Are you a Democrat, a Republican or a Southerner?

Since political issues can be so polarizing, here is a simple test that some are using to choose.

The answer will be found by posing the following question:
You are walking down a deserted street with your wife and two small children. Suddenly, a Terrorist with a huge knife comes around the corner, locks eyes with you, screams obscenities, raises the knife, and charges at you.... knee length lace wedding dresses
You are carrying a Kimber 1911 cal. 45 ACP, and you are an expert shot. You have mere seconds before he reaches you and your family.
What do you do?

THINK CAREFULLY AND THEN SCROLL DOWN:

Democrat's Answer:
There is not enough information to answer the question! I need to know...
What is a Kimber 1911 cal. 45 ACP?
Does the man look poor or oppressed?
Is he really a terrorist?
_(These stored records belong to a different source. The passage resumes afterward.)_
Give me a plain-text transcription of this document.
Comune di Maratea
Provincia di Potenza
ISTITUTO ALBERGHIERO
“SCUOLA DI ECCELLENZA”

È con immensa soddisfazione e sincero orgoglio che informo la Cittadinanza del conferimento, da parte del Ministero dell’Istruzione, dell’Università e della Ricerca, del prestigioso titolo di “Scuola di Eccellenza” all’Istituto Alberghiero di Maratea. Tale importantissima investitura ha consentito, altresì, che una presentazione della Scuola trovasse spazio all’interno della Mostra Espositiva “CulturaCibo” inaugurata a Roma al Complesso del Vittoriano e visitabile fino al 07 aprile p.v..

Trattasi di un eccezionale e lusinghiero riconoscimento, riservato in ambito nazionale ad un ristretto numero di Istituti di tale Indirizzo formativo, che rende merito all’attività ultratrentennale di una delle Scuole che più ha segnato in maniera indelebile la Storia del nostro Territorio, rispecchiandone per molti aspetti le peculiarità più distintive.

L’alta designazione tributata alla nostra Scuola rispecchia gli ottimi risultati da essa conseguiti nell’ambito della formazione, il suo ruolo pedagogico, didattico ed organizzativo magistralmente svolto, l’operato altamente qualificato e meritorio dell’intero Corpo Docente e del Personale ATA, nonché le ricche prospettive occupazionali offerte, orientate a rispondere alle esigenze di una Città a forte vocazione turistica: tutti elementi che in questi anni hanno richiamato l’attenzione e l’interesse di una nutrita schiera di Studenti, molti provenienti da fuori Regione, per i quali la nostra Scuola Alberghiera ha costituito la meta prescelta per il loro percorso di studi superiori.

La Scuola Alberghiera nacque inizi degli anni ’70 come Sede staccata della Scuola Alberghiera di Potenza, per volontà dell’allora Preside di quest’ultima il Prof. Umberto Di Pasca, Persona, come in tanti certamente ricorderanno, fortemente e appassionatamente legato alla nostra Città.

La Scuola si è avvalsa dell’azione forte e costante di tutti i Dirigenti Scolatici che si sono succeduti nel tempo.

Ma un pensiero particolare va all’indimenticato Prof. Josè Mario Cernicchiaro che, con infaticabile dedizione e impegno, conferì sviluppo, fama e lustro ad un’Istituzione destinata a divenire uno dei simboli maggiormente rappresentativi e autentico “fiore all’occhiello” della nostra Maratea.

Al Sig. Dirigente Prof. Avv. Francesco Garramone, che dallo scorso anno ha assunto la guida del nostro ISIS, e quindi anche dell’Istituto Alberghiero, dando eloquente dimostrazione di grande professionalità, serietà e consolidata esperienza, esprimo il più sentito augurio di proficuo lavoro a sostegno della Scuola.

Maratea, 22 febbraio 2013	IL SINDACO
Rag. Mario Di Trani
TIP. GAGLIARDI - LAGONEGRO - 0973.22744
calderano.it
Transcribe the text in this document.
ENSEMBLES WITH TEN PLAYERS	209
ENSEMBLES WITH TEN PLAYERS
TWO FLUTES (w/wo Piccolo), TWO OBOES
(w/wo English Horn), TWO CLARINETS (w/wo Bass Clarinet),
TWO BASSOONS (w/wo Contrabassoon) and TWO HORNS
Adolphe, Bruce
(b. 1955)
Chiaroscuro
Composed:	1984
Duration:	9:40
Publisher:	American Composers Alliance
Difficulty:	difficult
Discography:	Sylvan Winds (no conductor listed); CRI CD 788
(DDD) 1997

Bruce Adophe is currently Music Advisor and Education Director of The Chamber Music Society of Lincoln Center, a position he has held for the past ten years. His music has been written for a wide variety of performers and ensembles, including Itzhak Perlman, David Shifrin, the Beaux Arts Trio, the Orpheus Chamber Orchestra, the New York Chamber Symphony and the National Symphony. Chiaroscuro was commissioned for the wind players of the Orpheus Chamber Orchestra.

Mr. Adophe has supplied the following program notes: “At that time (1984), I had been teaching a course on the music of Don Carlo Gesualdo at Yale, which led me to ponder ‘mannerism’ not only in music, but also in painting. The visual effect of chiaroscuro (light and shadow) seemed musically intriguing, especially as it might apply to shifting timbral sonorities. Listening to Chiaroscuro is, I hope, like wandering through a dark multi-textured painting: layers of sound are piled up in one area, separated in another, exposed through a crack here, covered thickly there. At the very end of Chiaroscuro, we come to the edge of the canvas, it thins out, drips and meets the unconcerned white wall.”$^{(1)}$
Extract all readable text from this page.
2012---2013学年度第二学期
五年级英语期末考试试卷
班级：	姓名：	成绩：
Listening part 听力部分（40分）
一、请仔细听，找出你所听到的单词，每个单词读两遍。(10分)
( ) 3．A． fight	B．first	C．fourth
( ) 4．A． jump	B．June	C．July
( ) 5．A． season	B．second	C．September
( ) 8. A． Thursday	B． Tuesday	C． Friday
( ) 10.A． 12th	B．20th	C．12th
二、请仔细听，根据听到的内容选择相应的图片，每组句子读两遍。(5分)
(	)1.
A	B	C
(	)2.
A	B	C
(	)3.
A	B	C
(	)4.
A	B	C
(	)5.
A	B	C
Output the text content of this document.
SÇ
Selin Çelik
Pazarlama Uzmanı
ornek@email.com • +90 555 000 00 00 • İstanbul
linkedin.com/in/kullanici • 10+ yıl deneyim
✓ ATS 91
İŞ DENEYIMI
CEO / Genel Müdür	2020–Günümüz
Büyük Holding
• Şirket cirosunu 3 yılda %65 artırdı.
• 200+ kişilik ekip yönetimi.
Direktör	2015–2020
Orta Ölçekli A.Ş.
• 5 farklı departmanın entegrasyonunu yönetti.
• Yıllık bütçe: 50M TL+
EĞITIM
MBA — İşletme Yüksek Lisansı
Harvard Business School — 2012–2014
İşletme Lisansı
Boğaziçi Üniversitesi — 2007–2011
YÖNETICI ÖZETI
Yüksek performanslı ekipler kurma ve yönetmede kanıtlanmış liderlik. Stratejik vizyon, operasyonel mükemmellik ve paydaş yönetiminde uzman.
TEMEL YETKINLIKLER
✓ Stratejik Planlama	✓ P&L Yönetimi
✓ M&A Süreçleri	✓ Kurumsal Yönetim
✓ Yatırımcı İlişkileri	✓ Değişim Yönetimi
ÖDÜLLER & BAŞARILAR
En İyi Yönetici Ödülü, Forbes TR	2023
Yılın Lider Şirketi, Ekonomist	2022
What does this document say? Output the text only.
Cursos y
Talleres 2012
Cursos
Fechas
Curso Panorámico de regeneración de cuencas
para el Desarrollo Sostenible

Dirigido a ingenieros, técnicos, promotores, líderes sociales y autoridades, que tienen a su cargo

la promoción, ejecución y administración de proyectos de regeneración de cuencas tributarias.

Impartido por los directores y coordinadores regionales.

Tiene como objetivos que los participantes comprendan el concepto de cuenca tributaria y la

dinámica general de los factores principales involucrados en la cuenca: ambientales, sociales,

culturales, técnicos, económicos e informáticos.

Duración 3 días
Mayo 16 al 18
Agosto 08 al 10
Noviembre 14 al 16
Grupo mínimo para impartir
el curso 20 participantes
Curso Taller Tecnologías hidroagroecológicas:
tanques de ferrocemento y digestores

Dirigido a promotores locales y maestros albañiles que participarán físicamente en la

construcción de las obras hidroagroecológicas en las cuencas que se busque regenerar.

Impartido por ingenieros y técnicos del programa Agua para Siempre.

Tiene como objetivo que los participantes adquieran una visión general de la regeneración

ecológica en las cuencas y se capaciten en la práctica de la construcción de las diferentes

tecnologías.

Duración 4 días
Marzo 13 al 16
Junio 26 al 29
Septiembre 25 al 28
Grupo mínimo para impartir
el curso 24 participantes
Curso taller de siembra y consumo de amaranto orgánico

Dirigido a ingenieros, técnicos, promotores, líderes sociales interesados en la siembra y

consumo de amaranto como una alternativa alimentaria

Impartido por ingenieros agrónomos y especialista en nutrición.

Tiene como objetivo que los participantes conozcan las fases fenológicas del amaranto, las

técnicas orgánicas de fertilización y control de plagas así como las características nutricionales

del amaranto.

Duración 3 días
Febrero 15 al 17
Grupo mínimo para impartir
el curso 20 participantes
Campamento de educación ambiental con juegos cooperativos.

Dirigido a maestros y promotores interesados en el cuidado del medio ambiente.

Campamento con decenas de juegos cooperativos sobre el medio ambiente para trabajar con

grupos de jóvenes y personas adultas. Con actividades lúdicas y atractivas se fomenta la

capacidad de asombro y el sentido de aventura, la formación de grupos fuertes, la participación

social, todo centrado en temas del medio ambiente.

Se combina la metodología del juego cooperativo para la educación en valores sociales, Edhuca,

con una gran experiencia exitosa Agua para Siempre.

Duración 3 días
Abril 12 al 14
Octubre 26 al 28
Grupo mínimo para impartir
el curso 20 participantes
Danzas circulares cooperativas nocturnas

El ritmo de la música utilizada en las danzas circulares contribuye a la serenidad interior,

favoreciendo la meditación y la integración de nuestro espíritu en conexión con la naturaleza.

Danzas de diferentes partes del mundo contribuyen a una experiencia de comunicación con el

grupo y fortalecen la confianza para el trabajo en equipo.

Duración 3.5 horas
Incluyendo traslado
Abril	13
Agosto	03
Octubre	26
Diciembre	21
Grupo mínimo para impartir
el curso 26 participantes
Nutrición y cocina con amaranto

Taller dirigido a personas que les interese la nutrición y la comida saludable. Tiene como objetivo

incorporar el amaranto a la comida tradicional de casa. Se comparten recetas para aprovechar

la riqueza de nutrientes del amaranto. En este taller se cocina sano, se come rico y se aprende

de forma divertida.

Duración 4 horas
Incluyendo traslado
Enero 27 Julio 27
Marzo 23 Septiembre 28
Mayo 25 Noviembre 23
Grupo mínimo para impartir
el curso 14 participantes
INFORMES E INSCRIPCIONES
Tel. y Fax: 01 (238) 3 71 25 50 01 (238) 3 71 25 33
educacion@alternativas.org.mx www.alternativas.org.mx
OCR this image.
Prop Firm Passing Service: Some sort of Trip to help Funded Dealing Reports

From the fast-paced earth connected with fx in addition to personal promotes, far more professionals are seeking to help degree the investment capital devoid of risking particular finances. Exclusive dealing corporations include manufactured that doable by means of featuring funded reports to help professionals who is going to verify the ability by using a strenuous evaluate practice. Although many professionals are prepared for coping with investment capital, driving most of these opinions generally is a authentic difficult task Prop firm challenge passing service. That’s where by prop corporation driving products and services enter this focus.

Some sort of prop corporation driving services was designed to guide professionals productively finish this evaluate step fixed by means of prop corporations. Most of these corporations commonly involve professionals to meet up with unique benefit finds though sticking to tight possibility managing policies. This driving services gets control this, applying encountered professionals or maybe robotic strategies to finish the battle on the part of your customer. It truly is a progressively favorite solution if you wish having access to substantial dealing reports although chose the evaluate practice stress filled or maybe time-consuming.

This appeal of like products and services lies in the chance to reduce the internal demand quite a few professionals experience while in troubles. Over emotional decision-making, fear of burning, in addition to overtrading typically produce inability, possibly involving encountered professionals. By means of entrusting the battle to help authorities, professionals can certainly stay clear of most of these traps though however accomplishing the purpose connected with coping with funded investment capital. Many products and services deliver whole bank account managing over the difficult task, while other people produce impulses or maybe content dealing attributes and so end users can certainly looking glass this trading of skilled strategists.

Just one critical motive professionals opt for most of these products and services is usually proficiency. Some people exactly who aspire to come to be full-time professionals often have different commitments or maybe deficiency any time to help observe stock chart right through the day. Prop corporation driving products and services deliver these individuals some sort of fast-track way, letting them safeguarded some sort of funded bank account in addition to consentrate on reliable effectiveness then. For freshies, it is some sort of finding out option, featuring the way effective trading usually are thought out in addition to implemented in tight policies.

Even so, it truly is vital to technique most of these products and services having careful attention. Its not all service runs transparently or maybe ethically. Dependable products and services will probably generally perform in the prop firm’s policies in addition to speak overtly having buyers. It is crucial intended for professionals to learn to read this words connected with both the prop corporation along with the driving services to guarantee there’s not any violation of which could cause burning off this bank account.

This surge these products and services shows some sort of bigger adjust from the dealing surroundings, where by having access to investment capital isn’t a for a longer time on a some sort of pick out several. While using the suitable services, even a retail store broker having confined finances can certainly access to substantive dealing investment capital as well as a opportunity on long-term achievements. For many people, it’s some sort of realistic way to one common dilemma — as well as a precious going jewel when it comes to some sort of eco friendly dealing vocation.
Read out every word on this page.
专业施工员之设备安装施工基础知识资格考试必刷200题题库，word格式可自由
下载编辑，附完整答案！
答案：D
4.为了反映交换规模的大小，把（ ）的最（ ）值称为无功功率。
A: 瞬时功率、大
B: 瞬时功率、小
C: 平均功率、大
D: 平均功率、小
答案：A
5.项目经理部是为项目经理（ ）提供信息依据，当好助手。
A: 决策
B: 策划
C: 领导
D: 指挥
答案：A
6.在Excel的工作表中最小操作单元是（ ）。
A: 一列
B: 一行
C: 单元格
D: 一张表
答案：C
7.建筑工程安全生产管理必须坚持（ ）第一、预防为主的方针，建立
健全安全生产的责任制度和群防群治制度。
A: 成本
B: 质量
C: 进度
Am I guilty of profiling?
Have I ever done anything to him that would inspire him to attack?
Could we run away?
What does my wife think?
What about the kids?
Could I possibly swing the gun like a club and knock the knife out of his hand?
What does the law say about this situation?
Does the pistol have an appropriate safety built into it?
Why am I carrying a loaded gun anyway, and what kind of message does this send to society and to my children?
Is it possible he'd be happy with just killing me and leave my family alone?
Does he definitely want to kill me, or would he be content just to wound me?
If I were to grab his knees and hold on, could my family get away while he was stabbing me?
Should I call 9-1-1?
Why is this street so deserted?
Can we make this a happier, healthier street that would discourage such behavior.
Maybe we need to raise taxes for supplies and then have a paint & weed day.
I need to debate this with some friends and try to come to a consensus.
This is all so confusing!

Republican's Answer:
BANG!

Southerner's Answer:
BANG! BANG! BANG! BANG! BANG! BANG! BANG! BANG! BANG ! BANG! BANG! BANG!
Click..... (Sounds of reloading)
BANG! BANG! BANG! BANG! BANG! BANG!
BANG! BANG! BANG!
Click

Daughter: 'Nice grouping, Daddy! Were those the Winchester Silver Tips or Hollow Points?!

Son: 'Can I shoot the next one?!'

Wife: 'You are NOT taking that to a Taxidermist!